Antoine de Saint-Exupéry was a pioneer aviator and is best known as the author if 'The Little Prince'.  The life of a pilot was dangerous and Saint-Exupéry had several close calls. Engines were temperamental; navigation instruments and radios were primitive and unreliable. 


It was Antoine de Saint-Exupéry's experience of surviving a crash in the Sahara desert that was the inspiration for the encounter with the Little Prince. The text in this image is an excerpt from the story wherein the prince recounts a visit with the sole inhabitant of a small planet: a geographer who makes maps but considers himself too important to actually visit the places he records.  

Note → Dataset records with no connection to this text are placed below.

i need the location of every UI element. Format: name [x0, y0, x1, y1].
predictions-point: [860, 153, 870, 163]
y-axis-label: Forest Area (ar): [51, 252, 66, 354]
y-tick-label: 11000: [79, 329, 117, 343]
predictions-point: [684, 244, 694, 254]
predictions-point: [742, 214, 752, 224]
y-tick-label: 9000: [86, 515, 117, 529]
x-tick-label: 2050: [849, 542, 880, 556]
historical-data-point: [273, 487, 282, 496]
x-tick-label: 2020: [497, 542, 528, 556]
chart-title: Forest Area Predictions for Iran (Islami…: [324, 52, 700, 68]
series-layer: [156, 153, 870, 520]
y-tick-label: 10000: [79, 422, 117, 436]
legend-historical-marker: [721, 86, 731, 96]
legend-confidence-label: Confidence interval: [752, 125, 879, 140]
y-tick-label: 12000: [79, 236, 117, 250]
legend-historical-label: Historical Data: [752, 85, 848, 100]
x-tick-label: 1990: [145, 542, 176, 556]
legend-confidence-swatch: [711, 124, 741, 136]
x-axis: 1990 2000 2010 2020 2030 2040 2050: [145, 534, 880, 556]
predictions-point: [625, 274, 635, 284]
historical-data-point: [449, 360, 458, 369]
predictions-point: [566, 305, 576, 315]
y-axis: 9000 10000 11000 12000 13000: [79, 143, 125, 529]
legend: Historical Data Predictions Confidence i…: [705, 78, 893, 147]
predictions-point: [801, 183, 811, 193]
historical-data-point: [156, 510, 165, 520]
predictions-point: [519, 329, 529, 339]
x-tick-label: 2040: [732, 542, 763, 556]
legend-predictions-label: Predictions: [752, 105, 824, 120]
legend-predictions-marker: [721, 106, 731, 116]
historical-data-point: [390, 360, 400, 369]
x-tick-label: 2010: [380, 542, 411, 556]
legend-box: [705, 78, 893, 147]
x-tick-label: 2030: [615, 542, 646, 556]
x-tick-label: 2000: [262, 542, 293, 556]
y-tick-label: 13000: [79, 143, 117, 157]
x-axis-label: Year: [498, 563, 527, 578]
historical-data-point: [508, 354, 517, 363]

In this image the clouds are sharp and clear within a small horizon around the plane. Further afield, the image breaks down into map like patterns and abstractions. Saint-Exupéry disappeared over the Mediterranean while on a reconnaissance flight to occupied France. Shown here is a Lockheed P-38, the plane he flew on this final mission. In the sea below, I've put a small life raft to help him out after the crash.  








Saturday, December 8, 2018

Lost Horizon Spray

Joshua Slocum was an experienced sea captain when he took on the challenge of attempting to sail around the world on his own. He restored and re-purposed an old fishing boat into a sturdy ship that was small enough to be managed by one man but tough enough to withstand everything the oceans could throw at it. 



His boat, 'Spray' was so well balanced and Slocum was so good at setting her sails that the little vessel could stay on course for hours on end with the wheel lashed. He described his adventures in his famous book "Sailing Alone Around the World"



The ghostly text that appears in this picture describes an episode during which, suffering from food poisoning, Slocum hallucinates a member of Christopher Columbus crew steering the Spray safely through a storm.











Monday, December 3, 2018

En Route to Howland Island


Sky and water overlap.  Waves and clouds look like islands as they mirage into each other at the horizon. A small plane flies over a vast ocean in search of a tiny speck of land. Amelia Earhart and her navigator search for Howland Island - an essential refueling stop in the Pacific Ocean.  Earhart's own words appear in the sky. The text is from her book 'For the Fun of It' wherein she describes and shares her love of flying.  


Earhart's attempt to fly around the world lay at the very edge of her era's technology. The Pacific leg was the longest and most dangerous and one that she ultimately did not survive.  


This image is both tragic, in that it depicts a doomed flight, and optimistic, in that it depicts the heroic striving of someone pushing the envelope of the possible in the pursuit of something they love.